(346z) Advancing Rational Design of Peptide Self-Assembly at Surfaces | AIChE

(346z) Advancing Rational Design of Peptide Self-Assembly at Surfaces

Authors 

Dasetty, S. - Presenter, Clemson University
Sarupria, S., University of Minnesota, Twin Cities
Rational control of self-assembly of peptides in interfacial environments is crucial for creating tailored bionanomaterials and to realize their biomedical and commercial applications. [1-3] Recent studies demonstrated promising approaches using designed mutations to control structure and assembly of peptides at graphene and other nanomaterials. [4-7] In designing mutations, both location of the mutation and mutant residues are two critical and possibly dependent choices. The former is to make a targeted structural change and the latter is for realizing it. Knowledge on the free energy of adsorption (∆Aads) of amino acids or interaction energies of individual residues on surfaces have been used as a guide for selecting mutant residues with some success. [4-7] To further in this selection process and advance designed mutations approach, knowledge on dependence of the ∆Aads of a residue on other residues is also required. Our goal is to work towards it and we start by developing insights into the dependence of ∆Aads and structure of a residue on their neighboring residues. For this, we use graphene as our model surface and 36 model tripeptides with motif LNR-CR-Gly, where LNR and CR are variable left neighboring and central residues, respectively.
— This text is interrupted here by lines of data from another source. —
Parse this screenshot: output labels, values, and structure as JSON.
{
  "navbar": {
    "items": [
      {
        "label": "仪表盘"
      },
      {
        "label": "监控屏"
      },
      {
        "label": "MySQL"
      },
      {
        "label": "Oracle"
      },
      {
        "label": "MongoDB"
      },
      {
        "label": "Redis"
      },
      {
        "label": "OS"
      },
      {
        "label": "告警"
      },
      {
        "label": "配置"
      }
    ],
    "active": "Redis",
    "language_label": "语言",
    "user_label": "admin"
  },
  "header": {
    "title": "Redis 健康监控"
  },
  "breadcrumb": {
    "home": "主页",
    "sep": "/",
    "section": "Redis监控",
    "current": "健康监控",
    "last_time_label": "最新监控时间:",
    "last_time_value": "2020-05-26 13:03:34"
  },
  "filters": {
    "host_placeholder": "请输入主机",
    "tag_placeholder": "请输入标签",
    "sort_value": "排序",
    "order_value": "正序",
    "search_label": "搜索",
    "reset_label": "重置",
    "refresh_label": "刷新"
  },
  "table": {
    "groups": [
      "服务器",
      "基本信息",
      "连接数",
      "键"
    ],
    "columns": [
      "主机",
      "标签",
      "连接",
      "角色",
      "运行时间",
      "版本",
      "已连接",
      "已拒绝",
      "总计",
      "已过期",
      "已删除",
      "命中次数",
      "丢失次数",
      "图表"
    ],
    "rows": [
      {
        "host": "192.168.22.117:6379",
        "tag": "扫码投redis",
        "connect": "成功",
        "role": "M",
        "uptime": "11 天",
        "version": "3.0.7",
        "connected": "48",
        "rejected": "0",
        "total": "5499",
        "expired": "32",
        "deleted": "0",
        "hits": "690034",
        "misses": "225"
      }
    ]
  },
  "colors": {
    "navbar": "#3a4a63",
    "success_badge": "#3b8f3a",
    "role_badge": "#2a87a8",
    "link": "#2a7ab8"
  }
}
We consider a combination of strongly adsorbing (aromatic, Arg) and weakly adsorbing (Val, Leu, Ser, Thr) amino acids using ∆Aads of amino acids estimated in a prior study. [8] Our results indicate that ∆Aads of tripeptide is not the sum of ∆Aads of each residue. However, the contributions from the strongly adsorbing amino acids was dominant suggesting that such residues could be used for strengthening peptide-graphene interactions irrespective of their neighboring residues. On the other hand, our structural analysis revealed that the dihedral angles of LNR and CR are more dependent in the adsorbed state than in bulk state. Together with ∆Aads trends, this implies different backbone structures of a given CR can be realized for a similar ∆Aads depending on LNR. Therefore, care has to be taken in designing mutations by incorporating context effects to engineer peptide structure at graphene surface. We will present these results and also discuss approaches using machine learning in designing mutations to control peptide assembly at surfaces.